People whose faces we now recognise from courtrooms and daily news appeared on screen, smiling in their childhood photos, in blurry phone footage, and in their friends’ words. Included among them were:

  • Journalist Mzia Amaghlobeli, founder of Batumelebi and Netgazeti, who was arrested following clashes at a Batumi protest and sentenced to two years in prison on charges of resisting the police, a case widely condemned as politically motivated;
  • Temur Katamadze, a pro-European activist of Georgian descent, who was detained during protest crackdowns and later deported to Turkey, with supporters claiming his expulsion was politically driven;
  • Insaf Aliev, a Georgian–Azerbaijani who was arrested amidst the November–December 2024 demonstrations and sentenced to two years in prison for ‘group violence’;
  • Mate Devidze, a 21-year-old protester, who received four years and six months for allegedly assaulting a police officer;
  • Giorgi Mindadze, a 21-year-old medical student, who was sentenced to five years on similar charges;
  • And Russian activists Anastasia Zinovkina and Artem Gribul, who joined Georgia’s pro-democracy rallies, and were later arrested on drug-related charges that rights groups consider fabricated and were each sentenced to eight and a half years in prison.

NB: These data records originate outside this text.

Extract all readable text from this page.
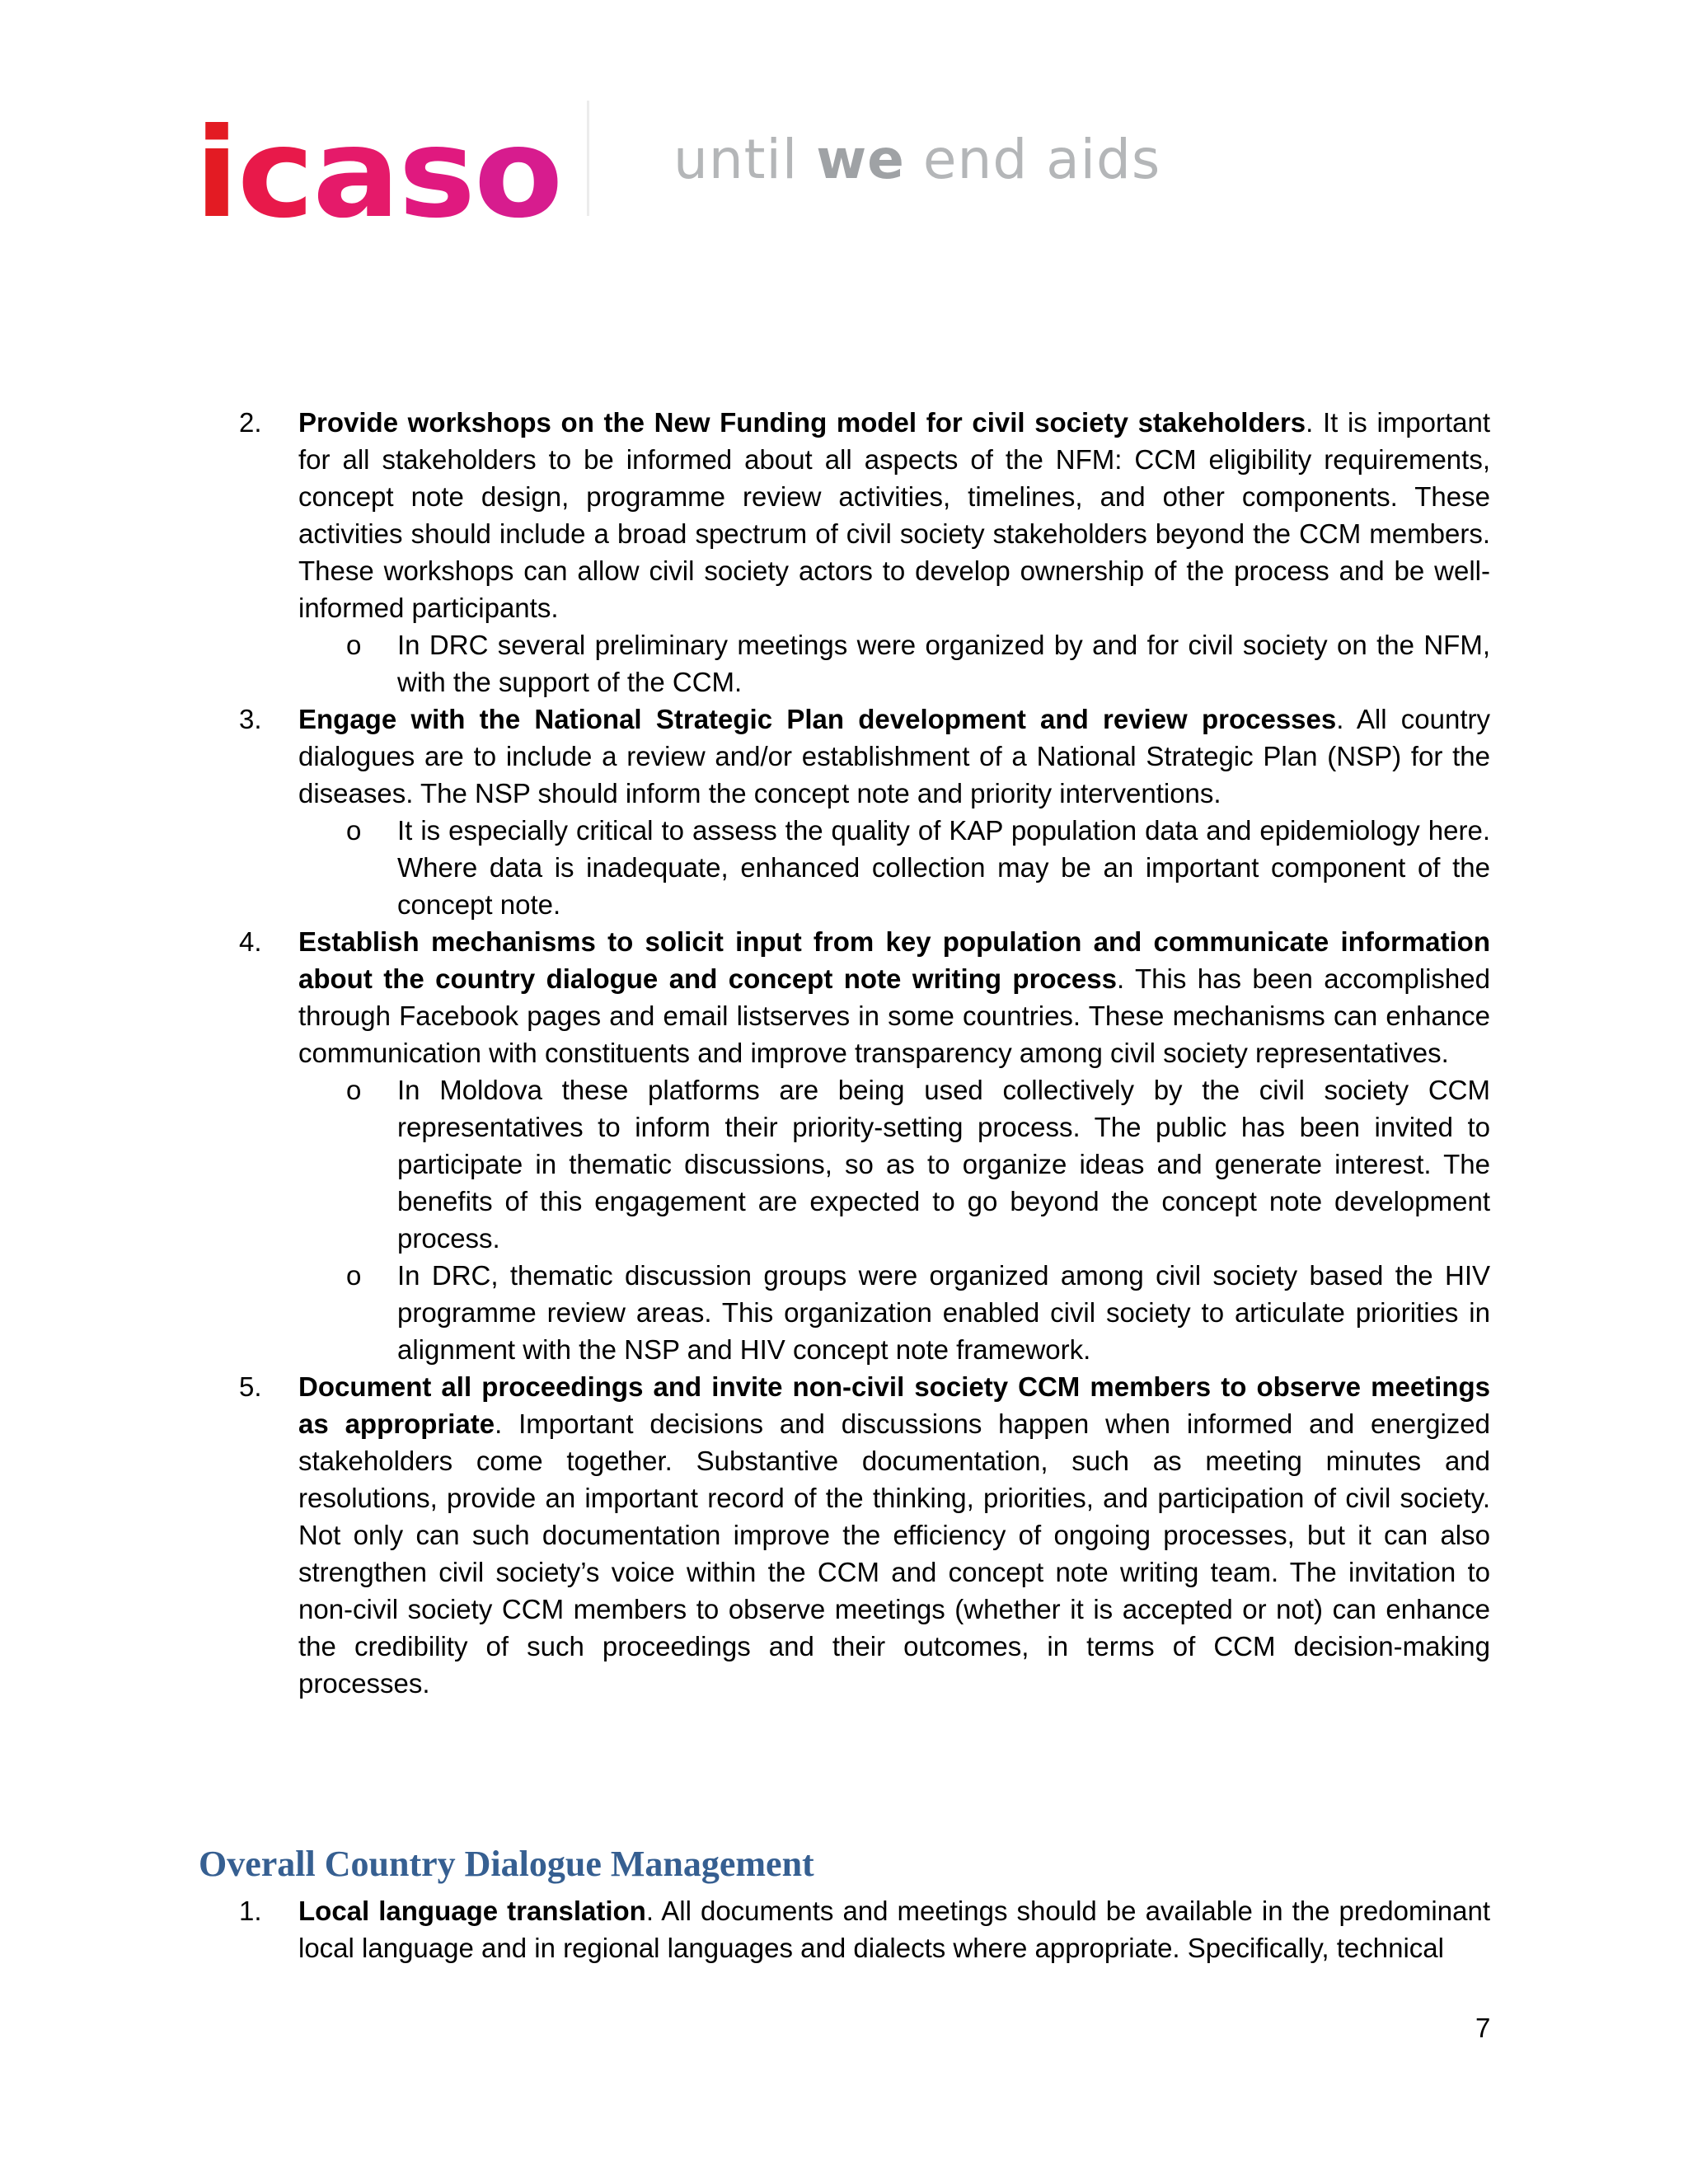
icaso until we end aids
2. Provide workshops on the New Funding model for civil society stakeholders. It is important for all stakeholders to be informed about all aspects of the NFM: CCM eligibility requirements, concept note design, programme review activities, timelines, and other components. These activities should include a broad spectrum of civil society stakeholders beyond the CCM members. These workshops can allow civil society actors to develop ownership of the process and be well-informed participants.
o In DRC several preliminary meetings were organized by and for civil society on the NFM, with the support of the CCM.
3. Engage with the National Strategic Plan development and review processes. All country dialogues are to include a review and/or establishment of a National Strategic Plan (NSP) for the diseases. The NSP should inform the concept note and priority interventions.
o It is especially critical to assess the quality of KAP population data and epidemiology here. Where data is inadequate, enhanced collection may be an important component of the concept note.
4. Establish mechanisms to solicit input from key population and communicate information about the country dialogue and concept note writing process. This has been accomplished through Facebook pages and email listserves in some countries. These mechanisms can enhance communication with constituents and improve transparency among civil society representatives.
o In Moldova these platforms are being used collectively by the civil society CCM representatives to inform their priority-setting process. The public has been invited to participate in thematic discussions, so as to organize ideas and generate interest. The benefits of this engagement are expected to go beyond the concept note development process.
o In DRC, thematic discussion groups were organized among civil society based the HIV programme review areas. This organization enabled civil society to articulate priorities in alignment with the NSP and HIV concept note framework.
5. Document all proceedings and invite non-civil society CCM members to observe meetings as appropriate. Important decisions and discussions happen when informed and energized stakeholders come together. Substantive documentation, such as meeting minutes and resolutions, provide an important record of the thinking, priorities, and participation of civil society. Not only can such documentation improve the efficiency of ongoing processes, but it can also strengthen civil society’s voice within the CCM and concept note writing team. The invitation to non-civil society CCM members to observe meetings (whether it is accepted or not) can enhance the credibility of such proceedings and their outcomes, in terms of CCM decision-making processes.
Overall Country Dialogue Management
1. Local language translation. All documents and meetings should be available in the predominant local language and in regional languages and dialects where appropriate. Specifically, technical
7
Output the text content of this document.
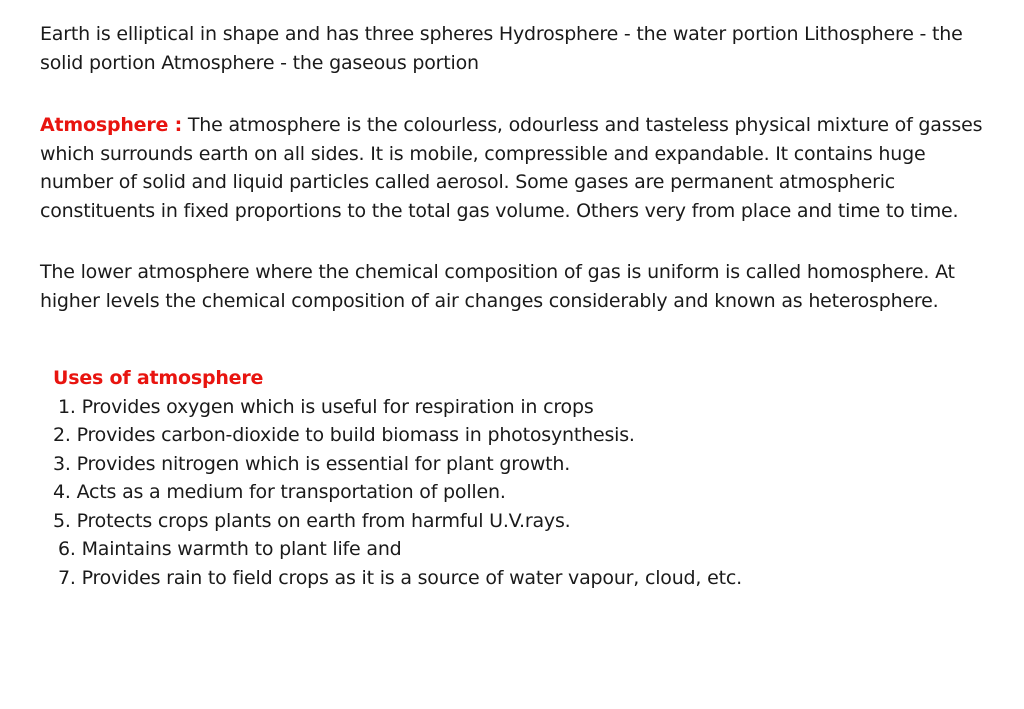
Earth is elliptical in shape and has three spheres Hydrosphere - the water portion Lithosphere - the solid portion Atmosphere - the gaseous portion

Atmosphere : The atmosphere is the colourless, odourless and tasteless physical mixture of gasses which surrounds earth on all sides. It is mobile, compressible and expandable. It contains huge number of solid and liquid particles called aerosol. Some gases are permanent atmospheric constituents in fixed proportions to the total gas volume. Others very from place and time to time.

The lower atmosphere where the chemical composition of gas is uniform is called homosphere. At higher levels the chemical composition of air changes considerably and known as heterosphere.

Uses of atmosphere
1. Provides oxygen which is useful for respiration in crops
2. Provides carbon-dioxide to build biomass in photosynthesis.
3. Provides nitrogen which is essential for plant growth.
4. Acts as a medium for transportation of pollen.
5. Protects crops plants on earth from harmful U.V.rays.
6. Maintains warmth to plant life and
7. Provides rain to field crops as it is a source of water vapour, cloud, etc.
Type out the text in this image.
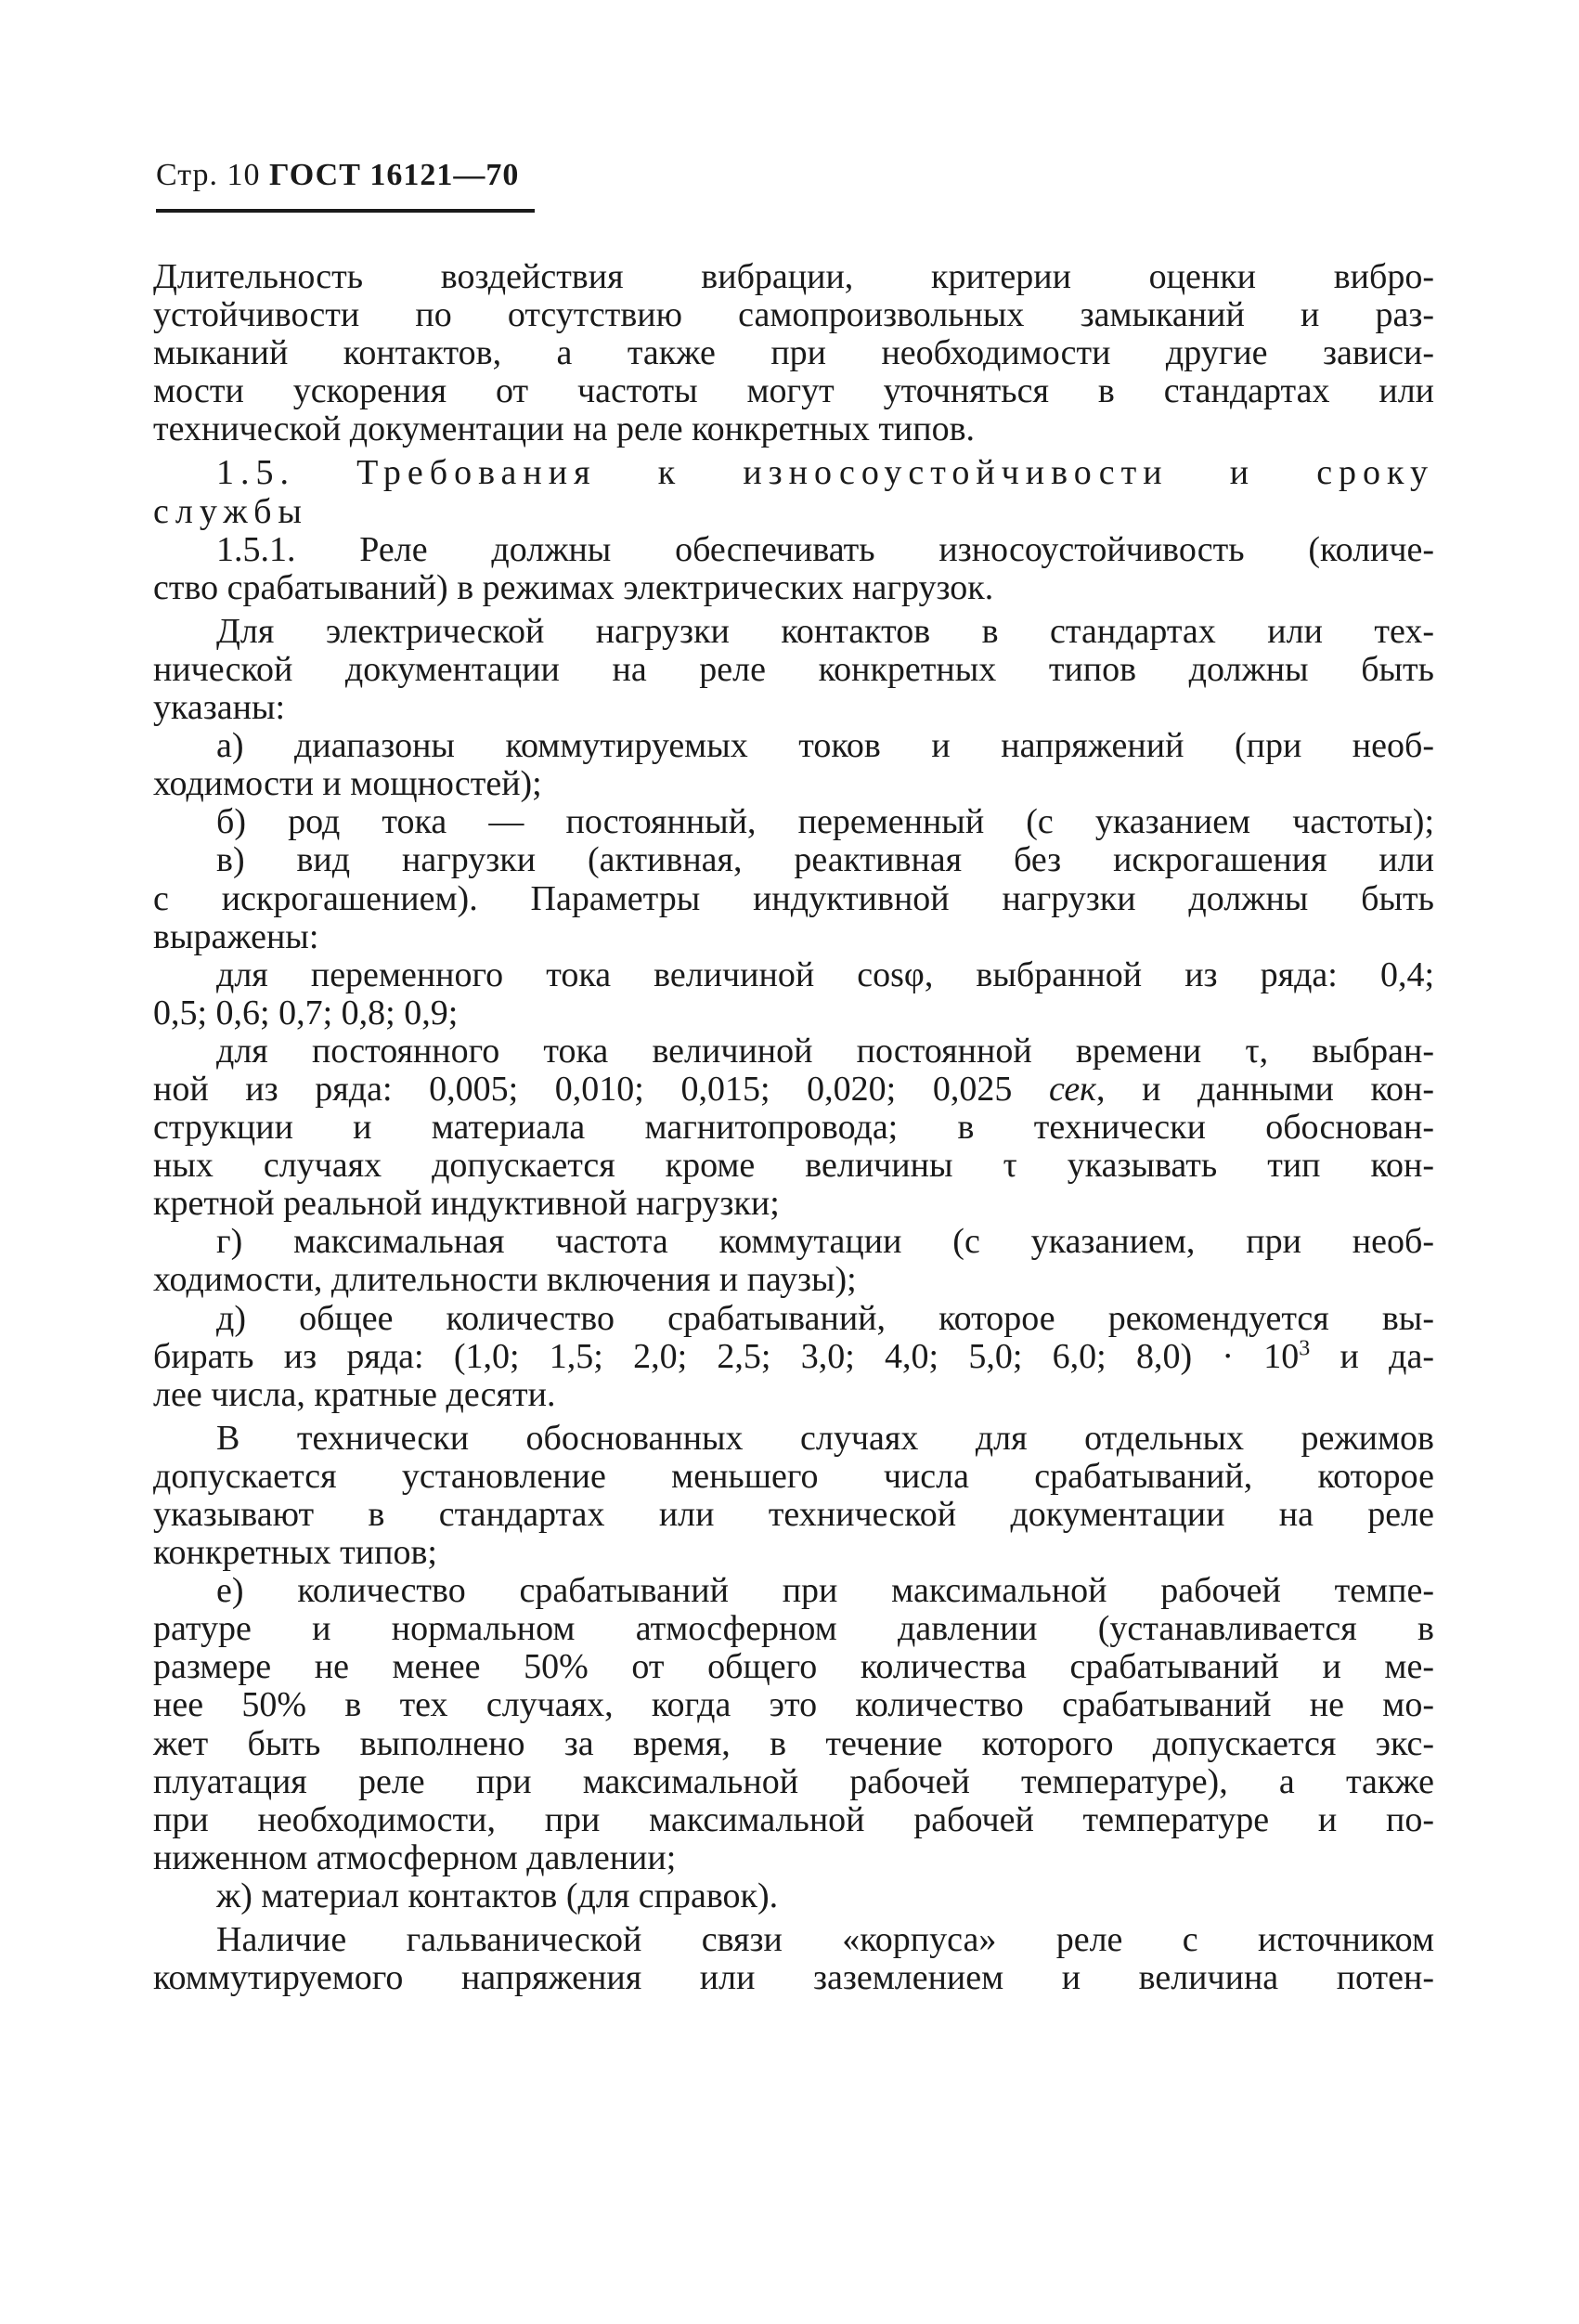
Стр. 10 ГОСТ 16121—70
Длительность воздействия вибрации, критерии оценки вибро-
устойчивости по отсутствию самопроизвольных замыканий и раз-
мыканий контактов, а также при необходимости другие зависи-
мости ускорения от частоты могут уточняться в стандартах или
технической документации на реле конкретных типов.
1.5. Требования к износоустойчивости и сроку
службы
1.5.1. Реле должны обеспечивать износоустойчивость (количе-
ство срабатываний) в режимах электрических нагрузок.
Для электрической нагрузки контактов в стандартах или тех-
нической документации на реле конкретных типов должны быть
указаны:
а) диапазоны коммутируемых токов и напряжений (при необ-
ходимости и мощностей);
б) род тока — постоянный, переменный (с указанием частоты);
в) вид нагрузки (активная, реактивная без искрогашения или
с искрогашением). Параметры индуктивной нагрузки должны быть
выражены:
для переменного тока величиной cosφ, выбранной из ряда: 0,4;
0,5; 0,6; 0,7; 0,8; 0,9;
для постоянного тока величиной постоянной времени τ, выбран-
ной из ряда: 0,005; 0,010; 0,015; 0,020; 0,025 сек, и данными кон-
струкции и материала магнитопровода; в технически обоснован-
ных случаях допускается кроме величины τ указывать тип кон-
кретной реальной индуктивной нагрузки;
г) максимальная частота коммутации (с указанием, при необ-
ходимости, длительности включения и паузы);
д) общее количество срабатываний, которое рекомендуется вы-
бирать из ряда: (1,0; 1,5; 2,0; 2,5; 3,0; 4,0; 5,0; 6,0; $8,0) \cdot 10^3$ и да-
лее числа, кратные десяти.
В технически обоснованных случаях для отдельных режимов
допускается установление меньшего числа срабатываний, которое
указывают в стандартах или технической документации на реле
конкретных типов;
е) количество срабатываний при максимальной рабочей темпе-
ратуре и нормальном атмосферном давлении (устанавливается в
размере не менее 50% от общего количества срабатываний и ме-
нее 50% в тех случаях, когда это количество срабатываний не мо-
жет быть выполнено за время, в течение которого допускается экс-
плуатация реле при максимальной рабочей температуре), а также
при необходимости, при максимальной рабочей температуре и по-
ниженном атмосферном давлении;
ж) материал контактов (для справок).
Наличие гальванической связи «корпуса» реле с источником
коммутируемого напряжения или заземлением и величина потен-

One of the most affecting moments of the screening was the story, directed by Levan Shubashvilia, of Giorgi Gorgadze, a young football fan whose dreams were recounted by his childhood friends with the kind of bittersweet honesty only people in their early twenties can express. The scenes of Gorgadze at his school prom, and the clip capturing his unrestrained joy when Georgia qualified for the European Football Championship, were enough to move many in the audience to tears.

The films’ strength lay in their simplicity — they did not dramatise the situation in Georgia but quietly revealed the human cost of political repression. By showing fragments of ordinary lives interrupted, Prisoners of Conscience reminded viewers that these stories are not symbols or statistics, but real people who once laughed, hoped, and celebrated like everyone else.

As the Georgian government ramps up pressure towards protesters and critics, this screening operated as both testimony and a warning.